We plan to e-mail as well as mail our newsletter to you in the future, if you have e-mail. If you wish us to do that, make sure that we have your e-mail address. In this way, you will get your newsletter faster.
 
 

Past issues of newsletter on web site

Tom R. has volunteered to gradually place past issues of our newsletter, going back to 1994, on our web site. Many thanks Tom!

Therapists still using "Courage to Heal"

On a recent visit to a mental health facility funded by the board of which I am a member, we were given a tour of the therapy offices of an agency which is funded by us. Since it is very difficult to assess the activities of a given agency because we cannot attend their actual therapy sessions, I have found a significant clue that things might be awry is to check their bookshelves to see if they contain such books as "The Courage to Heal." Much to my dismay, I found this agency not only still had the book (despite the fact that I had given the director a copy of Mark Pendergrast’s book "Victims of Memory") but when I pointed it out to the director, her comment was "I knew you were coming. I should have put it away." She had previously told me that she had received the book I had given her and told me she would read it. Obviously she had not. Not only was "Courage to Heal" present but it was on top of her bookcase in clear view.

I responded to her flippant answer by saying, "You should have thrown it away. You know how devastating this has been to falsely accused families." She assured me that they don't really use the book in their therapy but that some of their therapists do refer to it. She was definite that they do not use recovered memory therapy although she proudly told me that she has been treating a patient for a few years who has dissociative identity disorder and that she did try to get the patient to go back into his past to connect with his present.

Why would this not be recovered memory therapy? Her "denial" reminds me of a joke I heard long ago about a guy finding a large smelly fecal deposit from an animal on the street. He looked at it, smelled it, tasted, it and then threw it down saying, "Good thing I didn't step in it."
Alas, the evil demons still lurk in the therapist's office. They're just calling it different names and using DENIAL to their own benefit. Eileen Schmidt

President's Corner

The Spring mini-conference in Wisconsin was a great success. 46 members attended. Bill Smoler, the Sawyers’ attorney, was a dynamic and informative speaker. As always, the question and answer session stimulated many thought-provoking queries and new areas of thought on false memory issues and the devastating effects on families. Joyce Stary and Lynn Kenworthy from the Wisconsin organization, Grandparents Rights of Wisconsin (G.R.O.W.), provided new resources and a different focus on the heartache of dealing with the absent children and grandchildren in our lives. There are support groups in Illinois called Grandparents Raising Grandchildren. The Mental Health Parity Amendment was recently sent to the Illinois governor for his signature. The bill addresses nine serious mental illnesses. It indirectly includes an informed consent requirement. As you can see by the recent news, the issues of false memory syndrome and its effects on families are still active. Legal and legislative bodies are responding to the information provided by the FMSF and the IWFMSS. Our work is not yet done!

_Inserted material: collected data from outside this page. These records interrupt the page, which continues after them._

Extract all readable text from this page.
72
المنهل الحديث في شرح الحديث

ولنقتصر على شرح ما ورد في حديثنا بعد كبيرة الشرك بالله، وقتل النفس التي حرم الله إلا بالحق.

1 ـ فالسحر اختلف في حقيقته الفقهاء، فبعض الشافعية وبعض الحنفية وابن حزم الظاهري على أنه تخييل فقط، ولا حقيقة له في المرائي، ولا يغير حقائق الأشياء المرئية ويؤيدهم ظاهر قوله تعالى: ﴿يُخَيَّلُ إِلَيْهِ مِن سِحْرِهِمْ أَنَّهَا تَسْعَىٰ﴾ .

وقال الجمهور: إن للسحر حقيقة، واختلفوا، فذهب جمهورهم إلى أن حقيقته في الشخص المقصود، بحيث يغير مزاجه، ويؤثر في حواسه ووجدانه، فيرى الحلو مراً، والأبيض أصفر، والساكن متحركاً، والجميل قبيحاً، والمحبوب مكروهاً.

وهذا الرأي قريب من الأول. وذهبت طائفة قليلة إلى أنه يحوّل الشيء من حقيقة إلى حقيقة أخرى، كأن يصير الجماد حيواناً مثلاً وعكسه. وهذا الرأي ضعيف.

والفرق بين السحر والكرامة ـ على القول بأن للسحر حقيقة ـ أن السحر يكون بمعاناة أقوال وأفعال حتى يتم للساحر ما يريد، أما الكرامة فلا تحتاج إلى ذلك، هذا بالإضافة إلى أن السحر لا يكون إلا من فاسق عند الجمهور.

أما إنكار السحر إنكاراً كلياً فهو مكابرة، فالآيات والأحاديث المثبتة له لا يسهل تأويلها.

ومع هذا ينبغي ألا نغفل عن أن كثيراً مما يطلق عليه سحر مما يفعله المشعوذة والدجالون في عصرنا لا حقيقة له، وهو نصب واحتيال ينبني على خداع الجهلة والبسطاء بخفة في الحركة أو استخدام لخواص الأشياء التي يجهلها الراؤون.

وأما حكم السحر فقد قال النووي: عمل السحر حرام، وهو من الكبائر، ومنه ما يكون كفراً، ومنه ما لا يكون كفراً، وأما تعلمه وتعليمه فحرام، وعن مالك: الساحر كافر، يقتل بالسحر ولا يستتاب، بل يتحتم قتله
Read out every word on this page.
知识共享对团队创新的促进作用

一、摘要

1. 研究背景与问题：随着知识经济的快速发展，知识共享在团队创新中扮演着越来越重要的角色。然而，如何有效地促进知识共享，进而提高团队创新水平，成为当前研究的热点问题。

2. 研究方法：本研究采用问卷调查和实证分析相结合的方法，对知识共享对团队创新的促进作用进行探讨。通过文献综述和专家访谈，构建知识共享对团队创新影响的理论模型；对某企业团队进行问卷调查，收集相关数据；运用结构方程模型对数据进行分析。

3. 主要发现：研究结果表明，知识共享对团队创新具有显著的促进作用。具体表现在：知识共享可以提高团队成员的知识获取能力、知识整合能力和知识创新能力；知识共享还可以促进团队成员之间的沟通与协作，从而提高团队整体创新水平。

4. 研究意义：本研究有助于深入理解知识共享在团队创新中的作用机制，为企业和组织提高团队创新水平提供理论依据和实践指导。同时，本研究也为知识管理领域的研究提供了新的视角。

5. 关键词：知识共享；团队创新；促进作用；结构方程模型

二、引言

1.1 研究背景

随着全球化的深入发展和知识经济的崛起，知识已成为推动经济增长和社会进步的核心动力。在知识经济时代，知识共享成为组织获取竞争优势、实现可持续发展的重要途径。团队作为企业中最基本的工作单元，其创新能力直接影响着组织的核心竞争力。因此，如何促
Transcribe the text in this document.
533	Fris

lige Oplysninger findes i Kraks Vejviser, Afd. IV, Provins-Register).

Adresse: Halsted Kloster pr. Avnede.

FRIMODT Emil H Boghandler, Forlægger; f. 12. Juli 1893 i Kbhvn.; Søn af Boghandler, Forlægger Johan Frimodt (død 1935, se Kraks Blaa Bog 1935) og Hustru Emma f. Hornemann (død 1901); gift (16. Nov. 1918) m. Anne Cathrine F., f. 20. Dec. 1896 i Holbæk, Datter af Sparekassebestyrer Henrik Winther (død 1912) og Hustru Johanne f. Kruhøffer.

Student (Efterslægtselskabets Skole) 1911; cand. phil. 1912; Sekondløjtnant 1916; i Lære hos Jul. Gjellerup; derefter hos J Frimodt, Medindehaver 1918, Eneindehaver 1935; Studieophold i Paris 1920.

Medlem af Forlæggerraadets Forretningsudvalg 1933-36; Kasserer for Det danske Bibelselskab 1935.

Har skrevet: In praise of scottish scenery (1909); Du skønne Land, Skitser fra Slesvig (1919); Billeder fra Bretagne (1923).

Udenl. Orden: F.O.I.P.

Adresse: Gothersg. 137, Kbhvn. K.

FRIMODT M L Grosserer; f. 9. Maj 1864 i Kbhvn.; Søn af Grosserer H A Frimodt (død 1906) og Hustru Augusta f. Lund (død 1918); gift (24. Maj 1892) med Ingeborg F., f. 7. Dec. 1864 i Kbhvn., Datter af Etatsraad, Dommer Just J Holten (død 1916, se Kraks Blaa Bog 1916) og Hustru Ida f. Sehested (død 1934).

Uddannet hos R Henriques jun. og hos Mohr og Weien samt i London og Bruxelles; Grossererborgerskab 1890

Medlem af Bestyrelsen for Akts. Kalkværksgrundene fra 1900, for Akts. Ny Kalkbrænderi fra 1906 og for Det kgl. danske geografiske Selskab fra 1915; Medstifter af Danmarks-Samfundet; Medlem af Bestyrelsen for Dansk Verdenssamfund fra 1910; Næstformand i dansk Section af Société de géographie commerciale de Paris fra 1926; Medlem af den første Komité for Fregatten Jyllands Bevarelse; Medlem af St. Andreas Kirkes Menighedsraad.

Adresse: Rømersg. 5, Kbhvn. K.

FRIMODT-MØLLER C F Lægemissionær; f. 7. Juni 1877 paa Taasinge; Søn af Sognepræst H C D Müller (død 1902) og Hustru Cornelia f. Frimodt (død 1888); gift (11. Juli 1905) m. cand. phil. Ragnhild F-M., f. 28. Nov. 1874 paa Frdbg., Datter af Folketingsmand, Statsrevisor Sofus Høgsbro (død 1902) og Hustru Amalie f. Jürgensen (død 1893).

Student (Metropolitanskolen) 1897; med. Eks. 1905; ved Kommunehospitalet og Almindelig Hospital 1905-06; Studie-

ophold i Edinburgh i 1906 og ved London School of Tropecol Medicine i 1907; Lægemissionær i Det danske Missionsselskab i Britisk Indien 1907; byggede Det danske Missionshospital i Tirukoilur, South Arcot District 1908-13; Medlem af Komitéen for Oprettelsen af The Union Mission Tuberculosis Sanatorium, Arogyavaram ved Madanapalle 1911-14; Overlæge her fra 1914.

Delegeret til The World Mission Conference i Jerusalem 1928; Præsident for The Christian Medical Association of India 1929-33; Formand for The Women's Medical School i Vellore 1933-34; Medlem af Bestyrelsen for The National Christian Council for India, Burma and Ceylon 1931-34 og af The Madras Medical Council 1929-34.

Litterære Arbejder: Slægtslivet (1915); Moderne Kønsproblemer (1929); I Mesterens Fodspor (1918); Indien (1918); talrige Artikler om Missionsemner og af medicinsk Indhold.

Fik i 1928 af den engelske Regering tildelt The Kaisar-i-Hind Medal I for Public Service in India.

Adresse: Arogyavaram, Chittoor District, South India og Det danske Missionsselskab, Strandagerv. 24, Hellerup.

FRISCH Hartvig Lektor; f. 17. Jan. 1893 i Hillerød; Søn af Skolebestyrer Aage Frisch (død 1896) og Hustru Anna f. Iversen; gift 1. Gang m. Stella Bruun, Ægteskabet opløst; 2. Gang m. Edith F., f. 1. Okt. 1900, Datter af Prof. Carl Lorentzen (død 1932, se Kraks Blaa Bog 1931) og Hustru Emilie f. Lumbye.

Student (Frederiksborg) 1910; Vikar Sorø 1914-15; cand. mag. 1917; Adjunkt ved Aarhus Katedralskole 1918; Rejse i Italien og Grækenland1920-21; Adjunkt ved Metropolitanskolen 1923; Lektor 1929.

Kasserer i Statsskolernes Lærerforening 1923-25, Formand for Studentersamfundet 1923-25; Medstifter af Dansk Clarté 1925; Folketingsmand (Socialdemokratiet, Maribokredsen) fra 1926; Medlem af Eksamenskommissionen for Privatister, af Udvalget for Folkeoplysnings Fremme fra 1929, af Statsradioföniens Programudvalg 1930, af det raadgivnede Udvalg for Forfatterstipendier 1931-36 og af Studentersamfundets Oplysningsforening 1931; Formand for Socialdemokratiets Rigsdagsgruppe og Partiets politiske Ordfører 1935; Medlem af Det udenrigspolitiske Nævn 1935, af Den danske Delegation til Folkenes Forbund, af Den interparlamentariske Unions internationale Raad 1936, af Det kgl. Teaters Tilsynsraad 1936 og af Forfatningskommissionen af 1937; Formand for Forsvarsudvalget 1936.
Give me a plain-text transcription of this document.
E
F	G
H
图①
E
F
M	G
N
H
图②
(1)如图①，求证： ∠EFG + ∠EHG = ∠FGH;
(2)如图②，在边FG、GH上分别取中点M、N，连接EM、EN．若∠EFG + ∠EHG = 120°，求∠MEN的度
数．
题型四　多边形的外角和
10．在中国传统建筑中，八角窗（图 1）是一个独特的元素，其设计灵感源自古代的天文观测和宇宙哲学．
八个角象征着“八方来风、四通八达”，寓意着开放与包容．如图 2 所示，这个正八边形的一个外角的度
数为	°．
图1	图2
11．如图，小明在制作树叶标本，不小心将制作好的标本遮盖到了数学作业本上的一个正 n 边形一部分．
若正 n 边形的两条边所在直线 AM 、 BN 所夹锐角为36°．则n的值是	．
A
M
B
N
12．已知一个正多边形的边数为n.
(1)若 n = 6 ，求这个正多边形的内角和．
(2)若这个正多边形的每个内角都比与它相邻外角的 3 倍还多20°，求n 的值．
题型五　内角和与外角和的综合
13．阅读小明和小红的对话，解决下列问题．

As you read above, we have decided to hold our fall conference in Bloomington, IL on October 13, 2001. Our keynote speaker will be Ken Merlino from the law firm of Power, Rogers & Smith. Karen Johnson from St. Louis, MO will talk about third party lawsuits. Please join us for an exciting and informative day, and stay for socializing and a box-supper. We look forward to seeing friends and new faces from Illinois and surrounding states.